JournalAsia1922.com – Era globalisasi merupakan suatu proses yang membuat masyarakat dunia dapat menjangkau satu dan yang lain atau saling terhubung dalam semua aspek kehidupan, baik dalam budaya, ekonomi, politik, teknologi, maupun lingkungan.
Ternyata hal ini menjadi tantangan berat bagi kita, manusia yang hidup di masa kini. Dibandingkan para nenek moyang kita dulu, yang di masanya belum ada listrik untuk penerangan apalagi internet.
Akhir-akhir ini kita dihadapkan dengan pemberitaan banyak kasus kegagalan, yang menyebabkan seseorang bermasalah hukum, hingga mengakhiri hidup dengan bunuh diri.
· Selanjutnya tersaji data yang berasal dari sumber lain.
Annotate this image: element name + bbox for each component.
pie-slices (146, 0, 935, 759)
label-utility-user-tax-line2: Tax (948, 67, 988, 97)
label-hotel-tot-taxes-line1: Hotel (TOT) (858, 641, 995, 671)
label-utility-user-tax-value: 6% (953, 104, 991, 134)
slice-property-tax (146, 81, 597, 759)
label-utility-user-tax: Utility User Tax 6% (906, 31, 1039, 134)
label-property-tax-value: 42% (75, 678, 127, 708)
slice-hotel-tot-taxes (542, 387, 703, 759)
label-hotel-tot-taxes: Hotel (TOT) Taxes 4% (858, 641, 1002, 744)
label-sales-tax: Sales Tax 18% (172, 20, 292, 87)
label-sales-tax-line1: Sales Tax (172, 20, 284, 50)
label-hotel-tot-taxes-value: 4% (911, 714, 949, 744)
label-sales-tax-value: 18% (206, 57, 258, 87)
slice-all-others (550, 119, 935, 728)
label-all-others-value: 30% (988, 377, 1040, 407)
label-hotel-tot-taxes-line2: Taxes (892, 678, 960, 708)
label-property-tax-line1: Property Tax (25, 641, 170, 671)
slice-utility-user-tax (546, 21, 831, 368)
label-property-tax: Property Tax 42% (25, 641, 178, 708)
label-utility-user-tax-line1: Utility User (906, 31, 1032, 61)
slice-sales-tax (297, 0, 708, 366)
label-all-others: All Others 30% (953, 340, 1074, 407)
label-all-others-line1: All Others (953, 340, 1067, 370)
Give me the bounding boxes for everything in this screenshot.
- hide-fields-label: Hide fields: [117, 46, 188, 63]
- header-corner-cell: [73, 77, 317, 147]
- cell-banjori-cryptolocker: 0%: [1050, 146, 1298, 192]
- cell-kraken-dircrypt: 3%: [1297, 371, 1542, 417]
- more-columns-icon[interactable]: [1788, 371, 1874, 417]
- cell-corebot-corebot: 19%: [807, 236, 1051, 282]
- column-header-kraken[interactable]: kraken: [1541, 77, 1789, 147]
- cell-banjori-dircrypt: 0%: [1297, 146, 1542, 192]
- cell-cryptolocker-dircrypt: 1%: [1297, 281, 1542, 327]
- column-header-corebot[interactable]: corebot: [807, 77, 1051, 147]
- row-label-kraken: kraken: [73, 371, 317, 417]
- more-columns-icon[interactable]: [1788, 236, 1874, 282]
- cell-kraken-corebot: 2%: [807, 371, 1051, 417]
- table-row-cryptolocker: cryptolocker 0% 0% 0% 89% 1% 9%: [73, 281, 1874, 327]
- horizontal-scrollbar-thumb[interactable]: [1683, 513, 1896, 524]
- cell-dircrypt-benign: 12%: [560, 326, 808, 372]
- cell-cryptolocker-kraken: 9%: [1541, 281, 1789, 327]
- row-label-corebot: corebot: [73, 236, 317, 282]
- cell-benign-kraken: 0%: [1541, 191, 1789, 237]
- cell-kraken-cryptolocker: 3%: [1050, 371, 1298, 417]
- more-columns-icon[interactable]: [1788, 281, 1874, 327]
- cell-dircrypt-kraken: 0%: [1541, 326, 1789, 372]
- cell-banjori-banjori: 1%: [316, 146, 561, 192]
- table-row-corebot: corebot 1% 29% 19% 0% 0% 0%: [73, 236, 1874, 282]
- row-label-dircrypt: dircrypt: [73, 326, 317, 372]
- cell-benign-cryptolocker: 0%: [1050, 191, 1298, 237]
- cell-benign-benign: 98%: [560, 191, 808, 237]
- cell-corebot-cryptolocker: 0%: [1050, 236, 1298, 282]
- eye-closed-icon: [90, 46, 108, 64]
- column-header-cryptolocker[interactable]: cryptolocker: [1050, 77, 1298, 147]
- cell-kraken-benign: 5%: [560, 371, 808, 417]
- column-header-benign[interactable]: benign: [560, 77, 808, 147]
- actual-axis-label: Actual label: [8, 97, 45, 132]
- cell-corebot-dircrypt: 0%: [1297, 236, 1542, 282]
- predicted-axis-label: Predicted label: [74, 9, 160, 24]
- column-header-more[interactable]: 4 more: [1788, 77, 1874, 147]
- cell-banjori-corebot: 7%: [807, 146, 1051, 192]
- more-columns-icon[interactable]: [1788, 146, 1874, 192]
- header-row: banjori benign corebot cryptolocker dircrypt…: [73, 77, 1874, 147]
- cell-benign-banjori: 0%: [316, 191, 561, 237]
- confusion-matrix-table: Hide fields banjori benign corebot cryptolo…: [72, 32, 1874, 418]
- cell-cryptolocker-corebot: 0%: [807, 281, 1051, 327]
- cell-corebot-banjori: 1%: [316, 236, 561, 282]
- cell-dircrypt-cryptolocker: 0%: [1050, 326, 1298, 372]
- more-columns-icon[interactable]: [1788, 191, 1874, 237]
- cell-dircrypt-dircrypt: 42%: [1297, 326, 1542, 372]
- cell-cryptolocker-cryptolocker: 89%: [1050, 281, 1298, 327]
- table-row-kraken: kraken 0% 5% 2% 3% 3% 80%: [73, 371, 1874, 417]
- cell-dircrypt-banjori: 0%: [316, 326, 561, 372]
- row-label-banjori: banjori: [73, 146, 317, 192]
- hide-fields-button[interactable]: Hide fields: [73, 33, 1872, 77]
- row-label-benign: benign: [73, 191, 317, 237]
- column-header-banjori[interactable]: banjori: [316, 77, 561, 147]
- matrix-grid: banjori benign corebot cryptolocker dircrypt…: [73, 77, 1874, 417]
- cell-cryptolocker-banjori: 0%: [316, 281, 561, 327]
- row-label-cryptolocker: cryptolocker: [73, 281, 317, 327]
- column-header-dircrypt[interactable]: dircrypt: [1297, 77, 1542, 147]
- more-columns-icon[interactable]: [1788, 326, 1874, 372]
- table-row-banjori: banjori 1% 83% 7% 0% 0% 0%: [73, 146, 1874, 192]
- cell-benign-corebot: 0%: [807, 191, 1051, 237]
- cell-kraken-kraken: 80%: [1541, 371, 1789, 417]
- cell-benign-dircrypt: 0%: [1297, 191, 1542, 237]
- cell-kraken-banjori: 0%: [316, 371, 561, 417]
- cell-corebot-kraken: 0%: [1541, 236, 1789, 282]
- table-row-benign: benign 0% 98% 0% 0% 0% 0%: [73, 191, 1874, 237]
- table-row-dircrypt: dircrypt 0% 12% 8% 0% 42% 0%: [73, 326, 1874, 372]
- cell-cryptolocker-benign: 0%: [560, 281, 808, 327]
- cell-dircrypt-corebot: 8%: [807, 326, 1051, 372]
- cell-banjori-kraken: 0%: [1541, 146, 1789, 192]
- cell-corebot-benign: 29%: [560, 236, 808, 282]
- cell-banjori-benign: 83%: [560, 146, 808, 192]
Tidak sedikit juga rumah tangga pasangan muda maupun tua mengalami ujian berat, terancam keutuhannya.
Fenomena ini seakan menegaskan, bahwa penyebabnya adalah kebahagiaan yang semakin langka hadir di tengah-tengah kehidupan dan kebahagiaan yang semakin sulit dimiliki oleh insan.
Mengulas dan mengutip karya tulis seorang ahli spritual muda Suruh Nusantara Dhimas Tunjung Bimantoro. Yang menerangkan jika kebahagiaan langka menghampiri diri, berarti ada budaya, obsesi yang salah.
“Kita telah menciptakan fasilitas yang membuat beberapa aspek hidup kita berada pada kemudahan dan kenyamanan. Akan tetapi justru kita telah menjadi generasi paling menderita dan frustrasi sepanjang sejarah.
Kita telah kehilangan kehadiran langka yang kita panggil kebahagiaan. Karena kita telah menentukan kesuksesan kita hanya pada ranah kesejahteraan lahiriah dan indentitas, kita hanya terobsesi kepada uang dan kekuasaan.
Kita tak lagi membudayakan bahwa kesuksesan juga berada pada pencapaian estetika, spiritual, dan kebahagiaan sebagai kesejahteraan batiniah. Kita harus sadar budaya kesuksesan kita hari ini adalah kerapuhan dan ketidakstabilan.
Orientasi kita untuk mengejar kesejahteraan material telah menciptakan exploitasi yang mengancam pemusnahan bagi bumi kita. Malapetaka potensial jika sampai hari ini kita masih berada pada cara primitif kebinatangan tersebut!”